Upcycle your existing pieces
We all become bored by our wardrobe from time to time, but resist the impulsive urge to fix that feeling by hitting the shops. Instead, get those creative juices flowing to give your clothes a new lease of life.
Dye your clothes
Gone are the days of prodding clothes around with a stick in a bucket full of dye. Dylon pods can be used safely within the washing machine to quickly switch the colour of your clothes. It’s fun and simple to do, plus their dye is vegan and environmentally friendly.
Alter your clothes
Even if your not fully adept with a needle and thread, it’s very simple to swap old buttons for new ones on coats and cardigans. You can find a fabulous range of buttons on Etsy, or better still check out your local haberdashery shop.
For more extensive alterations to collars, necklines or the fit and length of clothing you might want to call on the services of your local seamstress or tailor.
Dig out your jewellery, belts and scarves and pair them with items of clothing you’ve never worn them with before. Even the simple addition of a brooch to the lapel of a blazer can instantly alter and elevate the entire look - giving the blazer a brand new feel.
Choose quality over quantity
Have you heard of the saying ‘buy better, buy less’? It’s an excellent motto to remember when clothes shopping.
Seek out well made, high quality items of clothing and always invest more in the items which you’ll wear the most. Not only will you look more ‘polished’ wearing those higher quality clothes, but turning your back on fast, throwaway fashion will actually save you money in the long run.
One way to check how well an item is made is to turn it inside out and inspect the stitching. If it’s frayed, loose or generally untidy it won’t take long for the item to begin to lose its shape and structure.
Explore pre-loved clothes in charity shops
There are many hidden gems within your local charity shop - many of which will be unworn clothing with their original tags on.
Knowing that you’ve grabbed yourself a bargain whilst supporting a charity is a wonderful feeling. In fact, it can become a bit addictive! When you find an item of clothing that suits your style.. in a colour you love.. and in your size it’s like hitting the sartorial jackpot!
Remember to keep your eyes peeled for those well made, high quality items I mentioned above, because they’ll be a fraction of their original price within the charity shops.
Hire an outfit
Before you buy a new outfit for a special occasion, consider renting one instead.
If you’re wondering what to wear for an upcoming date, wedding, christening or even holiday I urge you to check out Hirestreet. It’s an online clothing rental platform which offers access to a wide range of premium brands at affordable prices. Hirestreet also have a preloved sale section where customers can purchase clothes to keep, that are retiring from rentals.
Shop from brands with green values
Support those brands who are making a stand against fast fashion and paving new ways in the sustainable and ethical production of clothes.

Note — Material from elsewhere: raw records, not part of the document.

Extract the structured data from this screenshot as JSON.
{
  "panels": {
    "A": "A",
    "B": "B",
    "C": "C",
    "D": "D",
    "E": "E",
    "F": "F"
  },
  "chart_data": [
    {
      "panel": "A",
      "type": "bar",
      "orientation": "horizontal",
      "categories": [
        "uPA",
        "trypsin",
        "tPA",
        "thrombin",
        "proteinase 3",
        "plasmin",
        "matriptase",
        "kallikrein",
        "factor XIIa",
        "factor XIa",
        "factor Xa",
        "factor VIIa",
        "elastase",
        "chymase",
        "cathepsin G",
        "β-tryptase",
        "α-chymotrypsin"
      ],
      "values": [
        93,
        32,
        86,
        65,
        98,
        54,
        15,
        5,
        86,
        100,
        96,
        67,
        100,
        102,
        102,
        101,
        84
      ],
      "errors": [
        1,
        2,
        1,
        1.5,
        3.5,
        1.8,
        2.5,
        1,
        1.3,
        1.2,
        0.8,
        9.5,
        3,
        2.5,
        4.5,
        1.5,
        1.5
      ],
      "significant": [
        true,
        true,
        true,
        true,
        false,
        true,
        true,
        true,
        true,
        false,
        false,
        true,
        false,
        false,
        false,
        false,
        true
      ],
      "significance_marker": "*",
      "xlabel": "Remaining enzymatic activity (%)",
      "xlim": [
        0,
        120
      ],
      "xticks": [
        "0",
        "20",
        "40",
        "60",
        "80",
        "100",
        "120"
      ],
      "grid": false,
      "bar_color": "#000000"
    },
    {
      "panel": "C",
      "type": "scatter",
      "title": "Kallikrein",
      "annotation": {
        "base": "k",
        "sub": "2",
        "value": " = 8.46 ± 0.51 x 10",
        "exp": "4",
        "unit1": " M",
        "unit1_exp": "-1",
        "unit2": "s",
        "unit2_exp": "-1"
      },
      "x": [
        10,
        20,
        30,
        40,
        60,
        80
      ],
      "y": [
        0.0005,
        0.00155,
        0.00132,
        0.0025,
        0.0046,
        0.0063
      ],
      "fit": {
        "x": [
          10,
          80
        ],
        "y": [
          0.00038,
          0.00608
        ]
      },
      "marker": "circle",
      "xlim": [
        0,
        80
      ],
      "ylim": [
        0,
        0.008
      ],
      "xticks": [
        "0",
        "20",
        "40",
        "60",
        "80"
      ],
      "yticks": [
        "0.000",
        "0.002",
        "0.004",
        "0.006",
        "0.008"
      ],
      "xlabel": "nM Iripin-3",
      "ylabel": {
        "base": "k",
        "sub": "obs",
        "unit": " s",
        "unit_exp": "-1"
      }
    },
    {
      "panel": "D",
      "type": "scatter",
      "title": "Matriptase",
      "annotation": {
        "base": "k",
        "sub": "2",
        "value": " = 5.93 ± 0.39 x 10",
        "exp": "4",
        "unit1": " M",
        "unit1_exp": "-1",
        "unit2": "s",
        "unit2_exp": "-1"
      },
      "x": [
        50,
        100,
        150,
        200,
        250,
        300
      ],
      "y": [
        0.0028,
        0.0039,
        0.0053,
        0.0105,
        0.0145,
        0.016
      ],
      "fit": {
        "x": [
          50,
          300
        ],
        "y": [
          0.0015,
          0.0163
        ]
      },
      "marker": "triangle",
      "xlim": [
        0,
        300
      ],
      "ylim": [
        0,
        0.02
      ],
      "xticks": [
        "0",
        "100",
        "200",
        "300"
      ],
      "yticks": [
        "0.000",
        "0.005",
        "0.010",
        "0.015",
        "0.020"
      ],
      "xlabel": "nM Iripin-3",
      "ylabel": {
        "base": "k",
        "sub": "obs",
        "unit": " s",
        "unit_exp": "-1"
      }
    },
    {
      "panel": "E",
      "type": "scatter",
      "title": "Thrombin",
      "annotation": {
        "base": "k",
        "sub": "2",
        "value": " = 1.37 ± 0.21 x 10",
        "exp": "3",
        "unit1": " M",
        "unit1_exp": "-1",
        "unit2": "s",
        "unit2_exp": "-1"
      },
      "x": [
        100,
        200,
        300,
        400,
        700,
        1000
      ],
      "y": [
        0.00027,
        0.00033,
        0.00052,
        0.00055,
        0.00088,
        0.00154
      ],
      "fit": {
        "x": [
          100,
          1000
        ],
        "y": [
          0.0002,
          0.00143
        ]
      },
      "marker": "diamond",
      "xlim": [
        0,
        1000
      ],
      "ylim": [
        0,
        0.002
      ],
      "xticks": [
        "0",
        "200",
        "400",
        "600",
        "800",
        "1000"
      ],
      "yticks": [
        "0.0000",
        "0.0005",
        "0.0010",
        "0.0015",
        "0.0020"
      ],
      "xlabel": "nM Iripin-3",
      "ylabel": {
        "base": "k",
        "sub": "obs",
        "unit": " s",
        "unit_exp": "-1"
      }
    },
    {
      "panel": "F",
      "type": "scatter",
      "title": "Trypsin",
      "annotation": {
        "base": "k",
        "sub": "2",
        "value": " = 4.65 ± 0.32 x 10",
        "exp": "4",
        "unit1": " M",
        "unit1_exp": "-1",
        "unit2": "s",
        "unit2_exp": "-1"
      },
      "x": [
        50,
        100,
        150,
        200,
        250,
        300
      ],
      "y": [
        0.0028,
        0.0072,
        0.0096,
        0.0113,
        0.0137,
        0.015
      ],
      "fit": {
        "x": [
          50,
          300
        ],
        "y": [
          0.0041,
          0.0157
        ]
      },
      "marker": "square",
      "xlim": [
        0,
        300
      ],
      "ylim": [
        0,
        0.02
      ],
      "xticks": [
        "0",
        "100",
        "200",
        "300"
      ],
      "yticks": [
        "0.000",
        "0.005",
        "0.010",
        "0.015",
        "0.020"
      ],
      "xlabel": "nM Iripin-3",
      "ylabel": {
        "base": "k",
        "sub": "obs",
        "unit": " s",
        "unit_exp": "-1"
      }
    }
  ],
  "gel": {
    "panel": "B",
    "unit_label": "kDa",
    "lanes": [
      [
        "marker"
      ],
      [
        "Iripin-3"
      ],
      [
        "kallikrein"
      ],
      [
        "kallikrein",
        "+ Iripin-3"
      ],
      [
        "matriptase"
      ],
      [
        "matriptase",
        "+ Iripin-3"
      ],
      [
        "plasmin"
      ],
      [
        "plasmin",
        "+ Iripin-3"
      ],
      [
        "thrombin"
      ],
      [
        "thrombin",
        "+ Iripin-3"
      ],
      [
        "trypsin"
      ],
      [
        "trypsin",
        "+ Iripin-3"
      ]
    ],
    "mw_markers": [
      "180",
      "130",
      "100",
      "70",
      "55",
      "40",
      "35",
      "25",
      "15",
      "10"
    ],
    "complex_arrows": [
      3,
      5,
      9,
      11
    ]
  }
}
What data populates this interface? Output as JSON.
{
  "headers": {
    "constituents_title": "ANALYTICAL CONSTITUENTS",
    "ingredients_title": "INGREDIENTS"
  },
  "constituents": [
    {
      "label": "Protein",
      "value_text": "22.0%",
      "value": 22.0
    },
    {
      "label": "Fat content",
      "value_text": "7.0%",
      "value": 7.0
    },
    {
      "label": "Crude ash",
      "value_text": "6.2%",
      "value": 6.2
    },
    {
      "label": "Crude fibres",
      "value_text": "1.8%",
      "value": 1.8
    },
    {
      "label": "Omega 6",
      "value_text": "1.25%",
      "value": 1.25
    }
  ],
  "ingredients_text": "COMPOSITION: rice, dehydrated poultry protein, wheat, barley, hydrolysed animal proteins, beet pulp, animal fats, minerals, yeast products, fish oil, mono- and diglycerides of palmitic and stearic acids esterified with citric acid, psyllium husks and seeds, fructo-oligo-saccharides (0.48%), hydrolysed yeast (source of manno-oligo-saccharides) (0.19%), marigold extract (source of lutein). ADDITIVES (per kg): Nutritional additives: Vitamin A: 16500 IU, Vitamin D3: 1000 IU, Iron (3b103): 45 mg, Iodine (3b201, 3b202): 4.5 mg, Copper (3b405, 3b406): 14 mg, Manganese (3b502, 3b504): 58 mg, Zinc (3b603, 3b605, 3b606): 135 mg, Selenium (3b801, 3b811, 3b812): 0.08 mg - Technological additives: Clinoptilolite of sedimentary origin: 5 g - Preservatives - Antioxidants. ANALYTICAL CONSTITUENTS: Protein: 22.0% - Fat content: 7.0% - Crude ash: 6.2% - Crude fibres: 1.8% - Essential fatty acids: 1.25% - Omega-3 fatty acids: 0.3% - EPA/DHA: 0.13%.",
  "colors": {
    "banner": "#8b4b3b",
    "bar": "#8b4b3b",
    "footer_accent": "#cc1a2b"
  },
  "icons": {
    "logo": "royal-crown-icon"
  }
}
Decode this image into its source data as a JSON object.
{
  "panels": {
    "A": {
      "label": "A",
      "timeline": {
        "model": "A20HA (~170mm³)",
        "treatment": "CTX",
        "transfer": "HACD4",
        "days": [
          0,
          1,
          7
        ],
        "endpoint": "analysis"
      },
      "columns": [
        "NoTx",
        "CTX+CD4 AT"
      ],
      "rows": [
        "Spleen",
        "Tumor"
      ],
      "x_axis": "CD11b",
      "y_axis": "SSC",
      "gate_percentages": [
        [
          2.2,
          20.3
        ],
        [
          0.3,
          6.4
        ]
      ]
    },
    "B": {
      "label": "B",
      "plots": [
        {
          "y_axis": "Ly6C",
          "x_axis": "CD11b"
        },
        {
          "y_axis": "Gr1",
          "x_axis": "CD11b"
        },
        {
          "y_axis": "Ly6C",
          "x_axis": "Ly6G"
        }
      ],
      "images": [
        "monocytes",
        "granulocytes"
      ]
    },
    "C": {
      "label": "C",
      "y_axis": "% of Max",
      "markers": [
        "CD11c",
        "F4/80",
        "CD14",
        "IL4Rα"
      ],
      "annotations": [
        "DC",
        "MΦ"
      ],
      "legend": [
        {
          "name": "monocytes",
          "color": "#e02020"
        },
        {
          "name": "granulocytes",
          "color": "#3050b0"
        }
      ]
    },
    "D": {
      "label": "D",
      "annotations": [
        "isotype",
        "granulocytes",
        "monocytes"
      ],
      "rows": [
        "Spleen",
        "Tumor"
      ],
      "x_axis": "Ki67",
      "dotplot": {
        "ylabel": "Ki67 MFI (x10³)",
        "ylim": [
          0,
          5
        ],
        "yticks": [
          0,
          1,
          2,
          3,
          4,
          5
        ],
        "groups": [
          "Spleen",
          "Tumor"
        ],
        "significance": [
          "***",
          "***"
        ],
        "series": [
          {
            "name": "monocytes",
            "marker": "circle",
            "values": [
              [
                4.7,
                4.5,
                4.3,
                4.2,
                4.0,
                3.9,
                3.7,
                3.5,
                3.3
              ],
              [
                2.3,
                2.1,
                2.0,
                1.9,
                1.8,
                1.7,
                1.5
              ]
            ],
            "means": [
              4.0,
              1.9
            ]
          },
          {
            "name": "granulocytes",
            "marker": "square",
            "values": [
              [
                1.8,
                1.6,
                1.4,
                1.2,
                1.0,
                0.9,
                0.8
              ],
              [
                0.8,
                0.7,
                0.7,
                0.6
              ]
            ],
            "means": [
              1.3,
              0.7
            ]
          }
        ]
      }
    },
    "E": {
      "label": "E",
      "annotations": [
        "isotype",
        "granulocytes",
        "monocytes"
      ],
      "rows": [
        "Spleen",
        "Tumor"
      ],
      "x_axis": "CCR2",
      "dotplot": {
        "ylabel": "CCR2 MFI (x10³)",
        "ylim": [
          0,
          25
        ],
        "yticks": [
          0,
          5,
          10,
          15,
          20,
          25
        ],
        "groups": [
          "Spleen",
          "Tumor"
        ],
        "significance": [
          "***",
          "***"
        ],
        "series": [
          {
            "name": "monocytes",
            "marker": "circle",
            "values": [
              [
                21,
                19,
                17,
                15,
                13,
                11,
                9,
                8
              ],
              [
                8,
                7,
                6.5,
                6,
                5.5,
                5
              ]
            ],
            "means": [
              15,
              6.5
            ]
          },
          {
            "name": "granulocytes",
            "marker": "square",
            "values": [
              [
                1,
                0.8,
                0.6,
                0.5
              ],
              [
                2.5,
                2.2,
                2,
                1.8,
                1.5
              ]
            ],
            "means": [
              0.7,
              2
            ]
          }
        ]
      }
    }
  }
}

Dress Code, an independent retailer based in Cambridge, is a fine example of such a brand. A range of their shirts, the Climate Code’s, are made from Tencel (a fabric formed from wood pulp), are printed digitally (a zero waste, low energy form of printing), and are specifically created to raise awareness of climate change and global warming. In fact, the striped print upon the shirts actually details the recorded temperature changes that have taken place in the Arctic over the past 800,000 years.
Dress Code also display their ‘sustainability and environmental pledge’ on their website. Not all clothing companies do this - if a brand you are considering purchasing from does not display theirs, consider the potential reasons why. For me, it’s a bit of a red flag.
Care for your clothes
Finally, take care of the clothes which you have invested in to enhance each item’s function, longevity and appearance,
Only wash your clothes when they need it.
I’m not suggesting we slacken on hygiene here, but we should stop and think before slinging items straight into the laundry basket on auto pilot. Obviously if an item of clothing smells, or is very dirty, it will need washing. But if it just has a small mark, spot clean that area with a damp sponge and hang it back inside your wardrobe.
Lower the temperature on your washing machine.
Most machines are set to 40 degrees, but try lowering it to 30 degrees. Nowadays most washing detergents (I highly recommend Smol which is eco-friendly) ensure that your clothes come out of the machine exceptionally clean, even when washed at lower temperatures.
Hang your clothes out to dry.
Albeit a weather dependent option, but hanging your clothes out on the washing line to dry is a far superior option than the tumble dryer. Not only is line drying the most environmentally friendly option, but you simply cannot beat the smell of fresh laundry that’s been dried outside.
Whilst we are on the subject of washing and drying - always follow an items care label!
I hope that you have found these tips useful and that they have given you food for thought on how you can adopt a greener approach to your wardrobe.